CUI, je ne crois pas que les propos d'Onfray soient si courageux, tout au moins en France. Pour avoir lu 2 de ses bouquins, il s'inscrit dans une ligne anti cléricale virulente tout à fait dans l'air du temps dans ce pays, où avouer croire en Dieu est assimilé à du fanatisme ou un manque d'émancipation voisin du crétinisme.

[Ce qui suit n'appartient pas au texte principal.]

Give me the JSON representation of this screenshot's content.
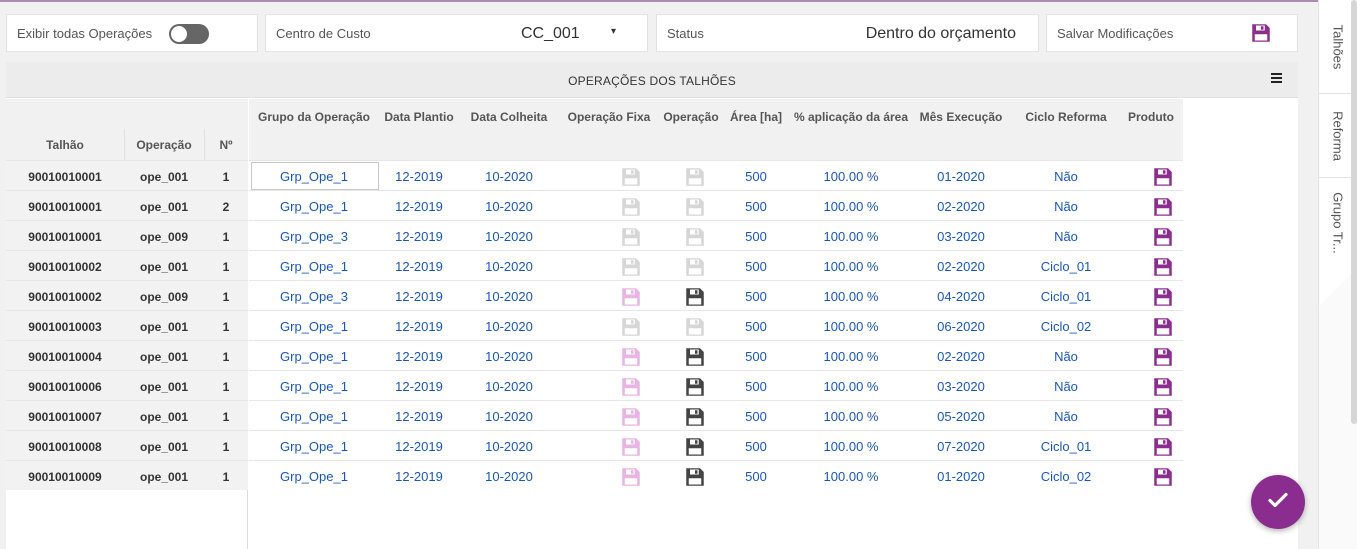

Après avoir écouté une interview de Comte-Sponville, les positions de ce dernier me semblent plus raisonnables et respectueuses.
Le lundi 22/01/2007 à 21:46 par Comme une image :
Je n'ai pas dit que c'était courageux, j'ai dit (et je maintiens) que ce sont des propos rares.
Autant moquer les catholiques en terre catholique ne demande guère de courage (que ce soit les Guignols raillant JP2 [oui ça fait longtemps que je ne les ai pas regardés, il paraît qu'il est mort, depuis] ou Madonna montant en croix lors d'un récent concert à Rome), autant l'affirmation vigoureuse de son athéisme et de son rejet de la croyance en un dieu ne sont pas monnaie courante dans nos médias.
Quant à André Comte-Sponville, je trouve que ses paroles frappantes comme un robinet d'eau tiède (mais là, je ne parle pas de son respect que tu sembles apprécier).